To tell you how long this has been going on, Adam Parr of Williams had an interesting chat about social media, in 2011, “Rubens [Barrichello] has more than a million followers on Twitter, of whom a significant proportion are Brazilian. For Renault, Brazil is a key market and when Rubens is sitting in Grove at the launch of our new partnership and he’s tweeting that we’re back with Renault and this is fantastic news, a million people, who have opted to follow him, get an endorsement of Renault which is not commercially driven…How do you quantify what that’s worth? How many TV adverts of a Clio is that worth? He didn’t charge anything for that, there is no cost to that, but it just gives you an insight into the possibility. And that is nothing to do with how you broadcast race feeds.” These are the relationships that you enter into, when you hire a professional to be a part of your brand.
Another example is Alain “The Professor” Prost. He’d not ventured onto Twitter until July 23rd 2014.
As of the writing of this article he already has close to 7,000 followers.
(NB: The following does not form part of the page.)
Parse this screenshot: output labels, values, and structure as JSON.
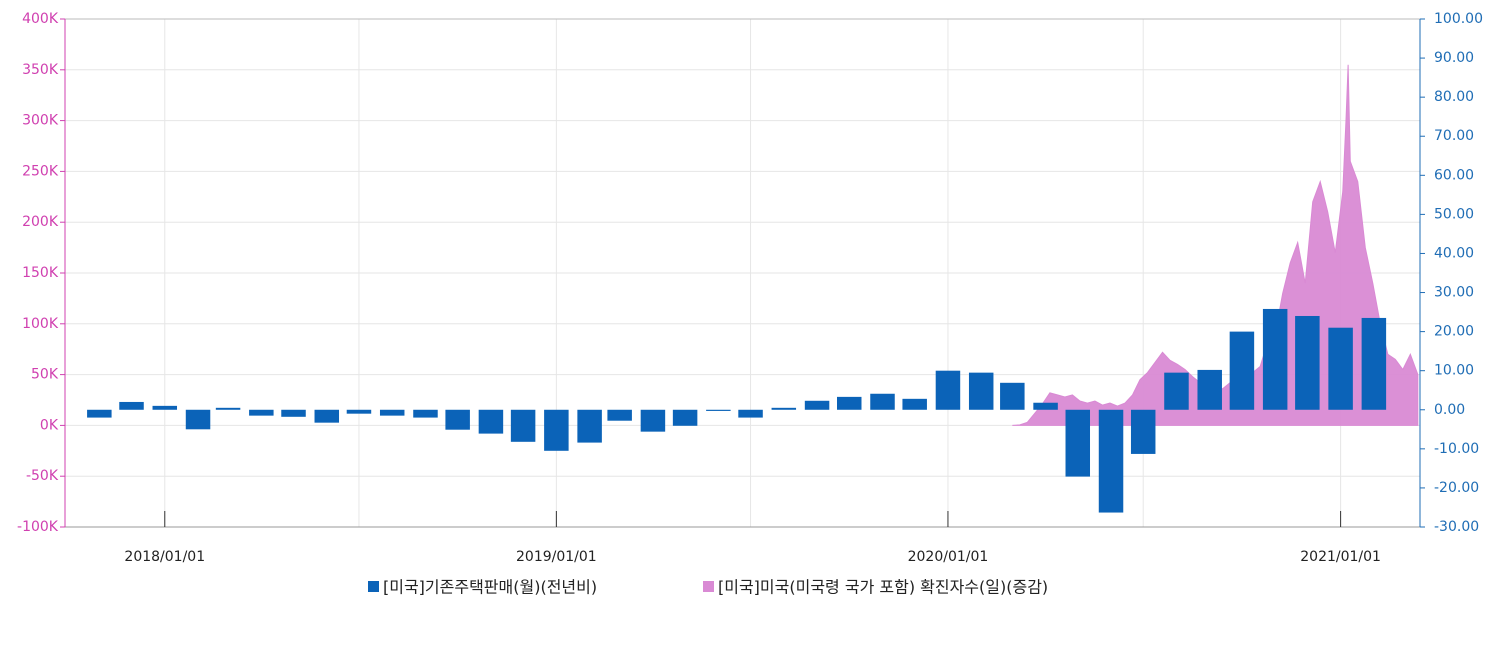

That’s 700 followers a day for someone who is a historical racing figure and part of a new FormulaE team. This is how social media works. The populous want to know what The Professor has to say, and Twitter is the perfect place to share it. He’s shared information about his FormulaE team, and a picture of him relaxing by the pool.
Formula 1 is a worldwide brand and it should stay that way. The more you limit your social stances for FOM and Formula 1, the more you are losing. Sometimes you have to take a chance and invest in something you aren’t sure will work.
This is one of those things. You don’t want to wait until you have to get into damage control to enter the social aspect of sport.